Per their tournament record, Joe Biden has been participating in Guilty Gear XX tournaments since November 2020 (when Biden was elected!), when they emerged onto the scene with an extremely respectable 13th place finish out of 88 entrants. They have gone on to compete primarily in Guilty Gear XX Accent Core +R tournaments, while dabbling in other games such as Street Fighter III: Third Strike and Guilty Gear Strive. Their performances range from dominant to average. They consistently place well, even in massive tournaments like EVO where, in 2021, they managed to break into the top 50 of a bracket with more than 2,000 players.

Joe Biden’s record paints them as a medium-sized fish in a small pond—one who can consistently excel on their home turf at smaller tournaments, and who remains competitive in wider pools, but not so much that they’re a top contender for major tournaments. Basically, they have a couple pretty good accomplishments and are otherwise doing fine, which, again, is appropriate.

Biden’s main (the character with which a fighting game player devotes their time to learning) is Chipp Zanuff, a trained ninja and the self proclaimed president of his own nation. This is, I’m sure, intentional. Chipp’s playstyle is, unlike President Biden’s approach to politics, extremely aggressive. The character is built around overwhelming his opponent with a flurry of attacks, constantly mixing them up to land long, low damage combos that loop back into mixup opportunities. This dominant offense is balanced by Chipp’s famously meager health bar, which is susceptible to OTD (0 To Death) combos which can kill him quickly if he gets unlucky.

Biden’s playstyle in tournaments is aggressive, even by the standards of Guilty Gear, frequently forcing his opponents into messy situations (colloquially called “scrambles”), where both players trade blows while attempting to find an opportunity to start a combo and begin their real offense. In his most recent performance at a tournament held by members of the +R discord, Biden went head-to-head with an accomplished May player who, after taking them to Set Point, was disassembled at a molecular level. Their flurry of hard reads and difficult mixups completely locked down their opponent, leading to a sudden swing in momentum and a dominant victory for the self-proclaimed president.

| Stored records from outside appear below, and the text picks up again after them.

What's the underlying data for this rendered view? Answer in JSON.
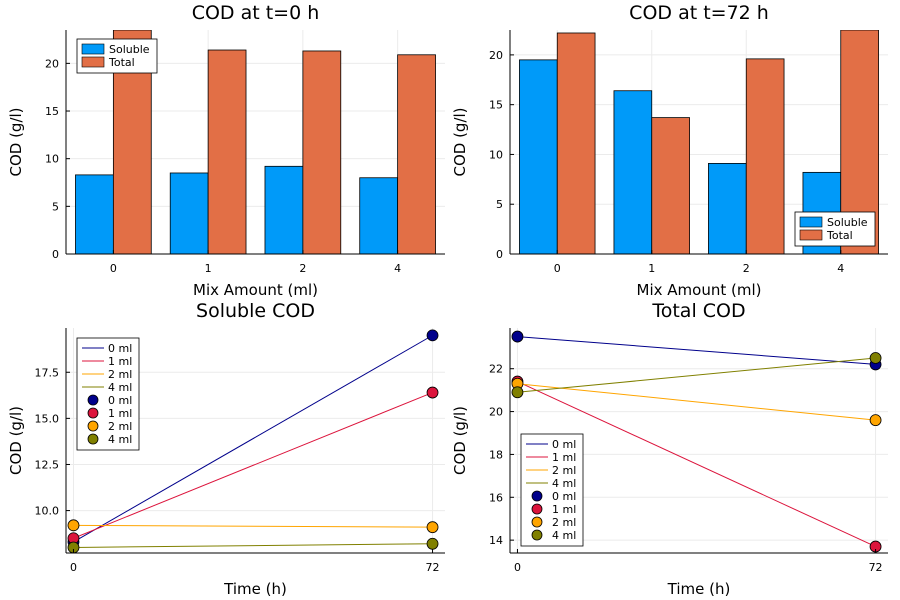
{
  "colors": {
    "soluble": "#009AF9",
    "total": "#E26F46",
    "s0": "#00008B",
    "s1": "#DC143C",
    "s2": "#FFA500",
    "s4": "#808000",
    "grid": "#EBEBEB",
    "axis": "#000000"
  },
  "chart_data": [
    {
      "type": "bar",
      "title": "COD at t=0 h",
      "xlabel": "Mix Amount (ml)",
      "ylabel": "COD (g/l)",
      "categories": [
        "0",
        "1",
        "2",
        "4"
      ],
      "ylim": [
        0,
        23.5
      ],
      "yticks": [
        0,
        5,
        10,
        15,
        20
      ],
      "grid": true,
      "legend_position": "top-left",
      "series": [
        {
          "name": "Soluble",
          "color_key": "soluble",
          "values": [
            8.3,
            8.5,
            9.2,
            8.0
          ]
        },
        {
          "name": "Total",
          "color_key": "total",
          "values": [
            23.5,
            21.4,
            21.3,
            20.9
          ]
        }
      ]
    },
    {
      "type": "bar",
      "title": "COD at t=72 h",
      "xlabel": "Mix Amount (ml)",
      "ylabel": "COD (g/l)",
      "categories": [
        "0",
        "1",
        "2",
        "4"
      ],
      "ylim": [
        0,
        22.5
      ],
      "yticks": [
        0,
        5,
        10,
        15,
        20
      ],
      "grid": true,
      "legend_position": "bottom-right",
      "series": [
        {
          "name": "Soluble",
          "color_key": "soluble",
          "values": [
            19.5,
            16.4,
            9.1,
            8.2
          ]
        },
        {
          "name": "Total",
          "color_key": "total",
          "values": [
            22.2,
            13.7,
            19.6,
            22.5
          ]
        }
      ]
    },
    {
      "type": "line",
      "title": "Soluble COD",
      "xlabel": "Time (h)",
      "ylabel": "COD (g/l)",
      "xlim": [
        -1.5,
        74.5
      ],
      "ylim": [
        7.7,
        19.9
      ],
      "xticks": [
        0,
        72
      ],
      "yticks": [
        10.0,
        12.5,
        15.0,
        17.5
      ],
      "ytick_labels": [
        "10.0",
        "12.5",
        "15.0",
        "17.5"
      ],
      "grid": true,
      "legend_position": "top-left",
      "x": [
        0,
        72
      ],
      "series": [
        {
          "name": "0 ml",
          "color_key": "s0",
          "values": [
            8.3,
            19.5
          ]
        },
        {
          "name": "1 ml",
          "color_key": "s1",
          "values": [
            8.5,
            16.4
          ]
        },
        {
          "name": "2 ml",
          "color_key": "s2",
          "values": [
            9.2,
            9.1
          ]
        },
        {
          "name": "4 ml",
          "color_key": "s4",
          "values": [
            8.0,
            8.2
          ]
        }
      ]
    },
    {
      "type": "line",
      "title": "Total COD",
      "xlabel": "Time (h)",
      "ylabel": "COD (g/l)",
      "xlim": [
        -1.5,
        74.5
      ],
      "ylim": [
        13.4,
        23.9
      ],
      "xticks": [
        0,
        72
      ],
      "yticks": [
        14,
        16,
        18,
        20,
        22
      ],
      "ytick_labels": [
        "14",
        "16",
        "18",
        "20",
        "22"
      ],
      "grid": true,
      "legend_position": "bottom-left",
      "x": [
        0,
        72
      ],
      "series": [
        {
          "name": "0 ml",
          "color_key": "s0",
          "values": [
            23.5,
            22.2
          ]
        },
        {
          "name": "1 ml",
          "color_key": "s1",
          "values": [
            21.4,
            13.7
          ]
        },
        {
          "name": "2 ml",
          "color_key": "s2",
          "values": [
            21.3,
            19.6
          ]
        },
        {
          "name": "4 ml",
          "color_key": "s4",
          "values": [
            20.9,
            22.5
          ]
        }
      ]
    }
  ]
}
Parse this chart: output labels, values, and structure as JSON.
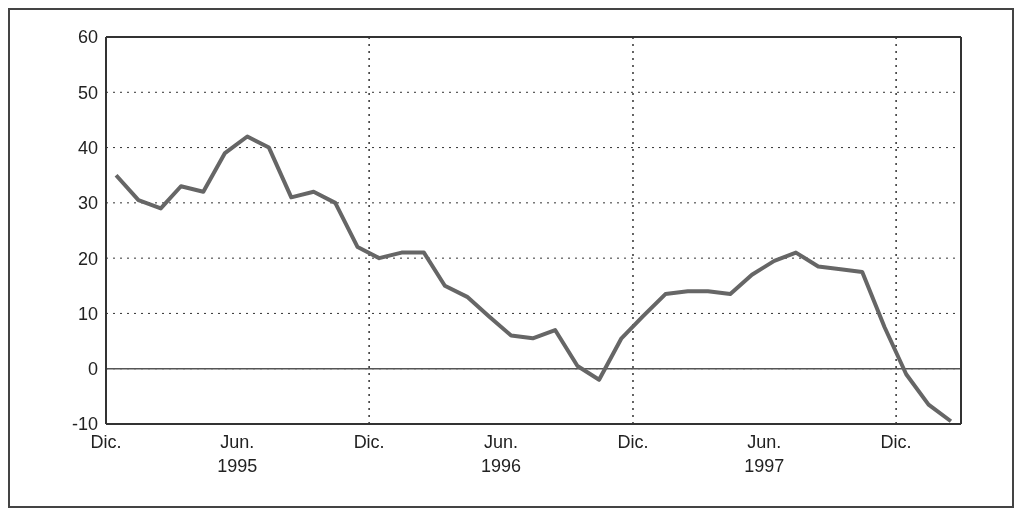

While I do not believe that U.S.A. | Joe Biden’s powers grow in tandem with President Biden’s policy wins, it is worth noting that their performance and placements have grown a bit more consistent in the Dark Brandon era. If President Biden can develop the same aggressive approach to policy that U.S.A. | Joe Biden has to fighting game play, he may actually have a shot at making meaningful changes to policy and securing his place as a top competitor for the 2024 Presidential Tournament.